По-настоящему интересно разобраться не в том, почему распался СССР, а в том, почему распад удалось удержать на определенном уровне, почему не развалились на составные части Россия или Украина, тем более что по многим признакам все к этому шло. Размер, как выясняется, не имеет значения: в маленьких Грузии и Молдове распад зашел гораздо дальше, чем в огромной России. Россия сохранила территориальную целостность несмотря на все сепаратизмы, Украину не развалили конфликты «Востока» и «Запада», а Грузия утратила контроль над всеми своими автономиями.
Похоже, призывая «брать суверенитета» столько, сколько нужно, Борис Ельцин по-своему боролся за целостность России. Он давал понять региональным бюрократиям: выходить из Федерации не надо - свои аппетиты вы сможете удовлетворить, оставаясь в ее составе. В рамках бюрократической политики того времени это было правильное и разумное решение.
Но главное, что сами региональные элиты быстро сообразили: в рамках единого государства решать свои проблемы удобнее. Если распад пойдет слишком далеко, они сами же проиграют. Почему бы не воспользоваться услугами старой имперской столицы, когда нужно вывести капитал на Запад? Зачем нужны нефтяные промыслы, если кто-то другой может закрыть кран в трубе, по которой транспортируют нефть?

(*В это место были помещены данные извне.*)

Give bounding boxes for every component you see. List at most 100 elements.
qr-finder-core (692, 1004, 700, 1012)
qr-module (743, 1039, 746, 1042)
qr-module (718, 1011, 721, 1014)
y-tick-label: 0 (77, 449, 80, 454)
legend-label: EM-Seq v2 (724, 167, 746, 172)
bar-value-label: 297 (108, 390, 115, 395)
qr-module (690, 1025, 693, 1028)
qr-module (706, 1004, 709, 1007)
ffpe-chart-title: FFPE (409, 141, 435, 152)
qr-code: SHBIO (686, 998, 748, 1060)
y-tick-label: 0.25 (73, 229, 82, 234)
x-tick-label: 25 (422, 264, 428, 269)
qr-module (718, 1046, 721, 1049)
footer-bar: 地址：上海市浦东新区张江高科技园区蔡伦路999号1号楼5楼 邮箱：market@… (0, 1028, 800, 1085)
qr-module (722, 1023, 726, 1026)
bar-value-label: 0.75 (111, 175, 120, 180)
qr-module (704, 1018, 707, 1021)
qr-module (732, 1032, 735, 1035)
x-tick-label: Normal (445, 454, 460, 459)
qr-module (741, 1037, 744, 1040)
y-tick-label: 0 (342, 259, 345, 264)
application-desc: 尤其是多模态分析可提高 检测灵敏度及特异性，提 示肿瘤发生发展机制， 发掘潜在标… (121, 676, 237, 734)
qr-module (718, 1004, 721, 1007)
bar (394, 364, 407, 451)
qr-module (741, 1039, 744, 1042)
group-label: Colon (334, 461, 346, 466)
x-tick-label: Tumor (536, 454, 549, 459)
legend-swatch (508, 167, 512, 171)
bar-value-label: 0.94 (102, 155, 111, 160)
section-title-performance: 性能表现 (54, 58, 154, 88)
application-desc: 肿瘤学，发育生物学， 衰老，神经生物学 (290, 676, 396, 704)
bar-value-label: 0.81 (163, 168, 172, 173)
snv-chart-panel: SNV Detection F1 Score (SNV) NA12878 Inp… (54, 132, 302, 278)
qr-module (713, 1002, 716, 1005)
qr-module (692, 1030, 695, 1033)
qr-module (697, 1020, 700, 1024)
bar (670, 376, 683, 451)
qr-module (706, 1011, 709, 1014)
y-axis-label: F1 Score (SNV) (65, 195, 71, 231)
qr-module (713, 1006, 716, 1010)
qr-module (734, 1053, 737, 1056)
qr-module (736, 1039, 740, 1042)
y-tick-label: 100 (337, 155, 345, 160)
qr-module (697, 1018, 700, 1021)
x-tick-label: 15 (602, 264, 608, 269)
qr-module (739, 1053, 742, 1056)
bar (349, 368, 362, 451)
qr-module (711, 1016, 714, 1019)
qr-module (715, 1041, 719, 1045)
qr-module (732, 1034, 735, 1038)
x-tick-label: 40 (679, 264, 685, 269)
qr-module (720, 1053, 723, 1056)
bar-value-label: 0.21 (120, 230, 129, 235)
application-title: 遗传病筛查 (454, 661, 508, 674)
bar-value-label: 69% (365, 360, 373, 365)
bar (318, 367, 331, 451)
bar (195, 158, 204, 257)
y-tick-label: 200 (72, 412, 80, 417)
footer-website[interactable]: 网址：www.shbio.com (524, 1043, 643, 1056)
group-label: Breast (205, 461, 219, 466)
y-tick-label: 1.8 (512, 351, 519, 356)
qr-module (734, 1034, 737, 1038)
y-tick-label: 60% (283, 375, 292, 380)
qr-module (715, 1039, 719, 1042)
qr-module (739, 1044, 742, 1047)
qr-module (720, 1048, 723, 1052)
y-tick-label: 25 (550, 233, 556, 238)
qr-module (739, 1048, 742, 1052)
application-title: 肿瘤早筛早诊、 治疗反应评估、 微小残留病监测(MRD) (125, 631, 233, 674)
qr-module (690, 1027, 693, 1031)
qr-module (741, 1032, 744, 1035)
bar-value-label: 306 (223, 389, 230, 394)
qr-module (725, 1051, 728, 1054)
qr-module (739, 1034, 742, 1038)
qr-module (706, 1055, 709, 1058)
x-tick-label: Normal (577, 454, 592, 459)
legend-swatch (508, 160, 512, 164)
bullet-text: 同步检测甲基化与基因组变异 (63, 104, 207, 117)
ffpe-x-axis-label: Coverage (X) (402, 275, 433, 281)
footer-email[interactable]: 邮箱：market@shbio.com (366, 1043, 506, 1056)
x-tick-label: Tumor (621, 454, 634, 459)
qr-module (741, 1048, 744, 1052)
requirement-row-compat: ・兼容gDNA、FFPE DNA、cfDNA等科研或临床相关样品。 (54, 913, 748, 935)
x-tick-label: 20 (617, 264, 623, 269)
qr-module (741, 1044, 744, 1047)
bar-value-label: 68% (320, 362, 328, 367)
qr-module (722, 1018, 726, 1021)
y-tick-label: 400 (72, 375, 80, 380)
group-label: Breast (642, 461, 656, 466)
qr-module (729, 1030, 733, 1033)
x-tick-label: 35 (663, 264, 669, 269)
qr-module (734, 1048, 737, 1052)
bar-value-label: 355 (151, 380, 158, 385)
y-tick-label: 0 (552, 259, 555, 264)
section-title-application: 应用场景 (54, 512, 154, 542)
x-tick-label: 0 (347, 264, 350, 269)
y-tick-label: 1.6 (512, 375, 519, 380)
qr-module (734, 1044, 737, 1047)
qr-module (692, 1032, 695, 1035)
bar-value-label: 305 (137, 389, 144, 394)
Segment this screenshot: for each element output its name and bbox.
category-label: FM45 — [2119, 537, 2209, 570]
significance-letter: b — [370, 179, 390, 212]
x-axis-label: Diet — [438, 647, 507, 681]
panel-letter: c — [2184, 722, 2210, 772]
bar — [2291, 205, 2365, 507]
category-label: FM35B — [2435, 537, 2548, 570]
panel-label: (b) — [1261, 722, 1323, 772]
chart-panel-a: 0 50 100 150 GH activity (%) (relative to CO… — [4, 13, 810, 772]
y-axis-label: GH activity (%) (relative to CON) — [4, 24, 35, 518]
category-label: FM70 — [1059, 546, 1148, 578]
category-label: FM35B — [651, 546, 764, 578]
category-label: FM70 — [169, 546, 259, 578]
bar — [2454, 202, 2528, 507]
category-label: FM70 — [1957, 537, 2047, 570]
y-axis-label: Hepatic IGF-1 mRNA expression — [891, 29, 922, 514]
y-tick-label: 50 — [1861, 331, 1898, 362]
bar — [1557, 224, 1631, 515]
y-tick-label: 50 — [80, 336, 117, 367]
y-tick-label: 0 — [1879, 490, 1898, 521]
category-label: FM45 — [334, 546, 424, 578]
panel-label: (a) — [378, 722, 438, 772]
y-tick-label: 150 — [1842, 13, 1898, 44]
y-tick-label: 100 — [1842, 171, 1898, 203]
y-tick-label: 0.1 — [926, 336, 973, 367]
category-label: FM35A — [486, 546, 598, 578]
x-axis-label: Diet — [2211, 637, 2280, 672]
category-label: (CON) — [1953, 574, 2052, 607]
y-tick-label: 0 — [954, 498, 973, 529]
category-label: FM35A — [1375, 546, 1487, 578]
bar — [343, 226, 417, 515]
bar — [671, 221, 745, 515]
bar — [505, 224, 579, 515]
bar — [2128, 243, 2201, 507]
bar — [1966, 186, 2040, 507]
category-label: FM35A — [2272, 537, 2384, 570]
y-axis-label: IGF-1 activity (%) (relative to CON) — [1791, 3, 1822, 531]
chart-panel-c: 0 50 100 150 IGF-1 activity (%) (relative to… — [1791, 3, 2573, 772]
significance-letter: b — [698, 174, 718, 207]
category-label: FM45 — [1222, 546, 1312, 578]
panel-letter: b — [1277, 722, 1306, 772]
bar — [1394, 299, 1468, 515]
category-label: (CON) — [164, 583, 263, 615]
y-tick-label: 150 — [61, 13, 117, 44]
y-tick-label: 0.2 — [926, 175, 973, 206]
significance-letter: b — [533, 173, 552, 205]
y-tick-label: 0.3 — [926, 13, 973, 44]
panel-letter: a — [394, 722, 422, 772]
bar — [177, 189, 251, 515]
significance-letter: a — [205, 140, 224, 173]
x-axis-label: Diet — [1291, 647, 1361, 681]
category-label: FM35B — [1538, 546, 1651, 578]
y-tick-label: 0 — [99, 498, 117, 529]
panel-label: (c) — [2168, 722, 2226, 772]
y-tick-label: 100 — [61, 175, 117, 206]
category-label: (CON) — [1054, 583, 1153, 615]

Не столько центр удержал региональные элиты в составе Федерации, сколько страх перед друг другом.
Именно поэтому в 1992 году радостно, с восторженными воплями хватали суверенитет, а в 2001-2002-м отдавали назад - мрачно, но молча. Новый федеральный центр окреп, а бороться против него у региональных элит не было не только сил, но и интереса.